YOUNGSTOWN AIR RESERVE STATION, Ohio —
David Greenwood was born at Clark Air Force Base in the Philippines, formerly a United States Air Force installation. While pregnant with him, his mother met a member of the United States Air Force whom she would later marry. Greenwood would eventually call this man his father, and their relationship would ultimately contribute to his decision to enlist in the United States Air Force.
Greenwood grew up in Santo Nino Village, a very poor area near Angeles City, Philippines. He has a few scattered memories of his time in the Philippines, some of which intertwine with the photos he saw and the stories his family shared. He remembers the huts that many people lived in, chasing chickens back to their family coop, tasting Filipino food, and asking people in the village for sweets with his older sister. One of his first major experiences occurred following the eruption of Mount Pinatubo volcano. They heard a big explosion and had to evacuate their town. Greenwood’s mother carried him and led his sister on a mile-long hike to a nearby town for safety.
After his parents married, the family moved to Cocoa Beach, Florida in 1993, the first of many places in the United States where he would live.
He would see his father in his Air Force uniform, and although his father did not push him into the military, he did inspire him to pursue his own military career. Greenwood wasn’t sure what he wanted to do after high school, but after a year he decided to enlist.
Now, Staff Sgt. David Greenwood is a member of 926e Security Forces Squadron at Nellis Air Force Base, Nevada, but is temporarily assigned to 910e Security Forces Squadron at Youngstown Air Reserve Station, Ohio as a member of the cadre team that conducts the Integrated Defense Leadership Course.
IDLC is a two-week course designed to provide Reserve Defenders with intensely focused hands-on training to achieve and maintain combat readiness. The course started in the spring of 2021.
The original Greenwood unit took the course in February 2022 during a particularly brutal part of the northeast Ohio winter.
During those two weeks, Greenwood and his fellow Defenders learned the basics and advanced tactics of the security forces career field. They gained hands-on experience in combat casualty care, leading tactical squad movements, land navigation, close combat drills, area security operations, static defense and more.
The weather during their course saw the students dig defensive fortified positions in sub-zero wind chills, enduring rain showers on twelve inches of slowly melting snow while navigating through the woods at Camp James A. Garfield Joint Military Training Center and planning and executing an assault on an enemy position in intermittent heavy snowfall.
“It was a different experience, the whole snow aspect. Of course, I’m from Las Vegas, so we’re not really expecting too much snow,” Greenwood said. “I kind of took charge as a student, so I led my team and wanted to be a leader. It’s IDLC, they’re trying to promote leaders. It really brought out the leadership in me, doing all those things that we didn’t really do in tech school. Even on my active duty side, we didn’t really get into land navigation or too much CQB.
Throughout this difficult journey, IDLC executives have noticed Greenwood’s efforts. At the end of the course, management asked him to consider returning for a stint as a member of the cadre, teaching new students across the command the same skills he had developed and honed during the course, while by offering the benefit of its unique experience and background.
The IDLC is open to all AFRC Security Force Squadrons and attracts a diverse pool of students. Diversity among executives provides students with diverse experience and perspectives, enhancing their training experience.
“The team here, they’re all from different parts of the country, and even the world,” Greenwood said.
He says it’s great to see how the team comes together and uses their individual life experiences to form a strong collective experience for their students.
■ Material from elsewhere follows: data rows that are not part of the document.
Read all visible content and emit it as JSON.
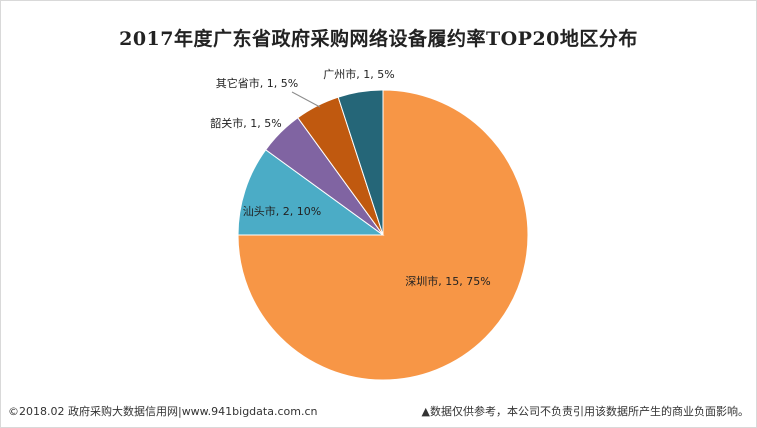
{
  "chart_data": {
    "type": "pie",
    "title": "2017年度广东省政府采购网络设备履约率TOP20地区分布",
    "slices": [
      {
        "name": "深圳市",
        "value": 15,
        "percent": "75%",
        "color": "#f79646"
      },
      {
        "name": "汕头市",
        "value": 2,
        "percent": "10%",
        "color": "#4bacc6"
      },
      {
        "name": "韶关市",
        "value": 1,
        "percent": "5%",
        "color": "#8064a2"
      },
      {
        "name": "其它省市",
        "value": 1,
        "percent": "5%",
        "color": "#c0590f"
      },
      {
        "name": "广州市",
        "value": 1,
        "percent": "5%",
        "color": "#256678"
      }
    ],
    "labels": [
      "深圳市, 15, 75%",
      "汕头市, 2, 10%",
      "韶关市, 1, 5%",
      "其它省市, 1, 5%",
      "广州市, 1, 5%"
    ]
  },
  "footer": {
    "left": "©2018.02 政府采购大数据信用网|www.941bigdata.com.cn",
    "right": "▲数据仅供参考，本公司不负责引用该数据所产生的商业负面影响。"
  }
}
Different cultures often have different approaches to teaching and learning, and because the student body is diverse, diversity among the frameworks helps ensure that each student can get the maximum results from the IDLC. As the only Asian American on the frame right now, Greenwood sees his role as helpful, especially when Asian American students participate.
“You teach all these new airmen, master sergeants or non-commissioned officers. You teach them a lot of things, and then see them do it on the pitch, it’s great.
In addition to their abilities, many IDLC instructors also have law enforcement careers outside of the Air Force. Greenwood is a law enforcement officer with the Metropolitan Police Department in Law Vegas, where he served for two and a half years. He says his roles as an Air Force Reserve security aviator and a Las Vegas police officer are different in some ways, but the overlapping training helps improve his skills in both careers.
Greenwood is still in contact with many of his family members in the Philippines. He hasn’t returned to visit since his family moved to Florida, but hopes to visit soon, hopefully after his IDLC stint, which is due to end in September this year. In the meantime, he hopes to bring a bit of his birthplace to northeast Ohio by cooking a Filipino meal for his wingmen on the IDLC executive team.
Executives come from several Air Force Reserve units and serve as instructors for varying lengths of time. Although they are together, they are united with the sole purpose of ensuring the reserve defenders are battle-ready with a well-honed skill set. The course is intense, requiring significant commitment from its instructors, but student feedback has been positive. The cadre’s consensus is that instructing IDLC is a very positive experience, and perhaps a shared meal of Greenwood’s Filipino cuisine will make that consensus even stronger.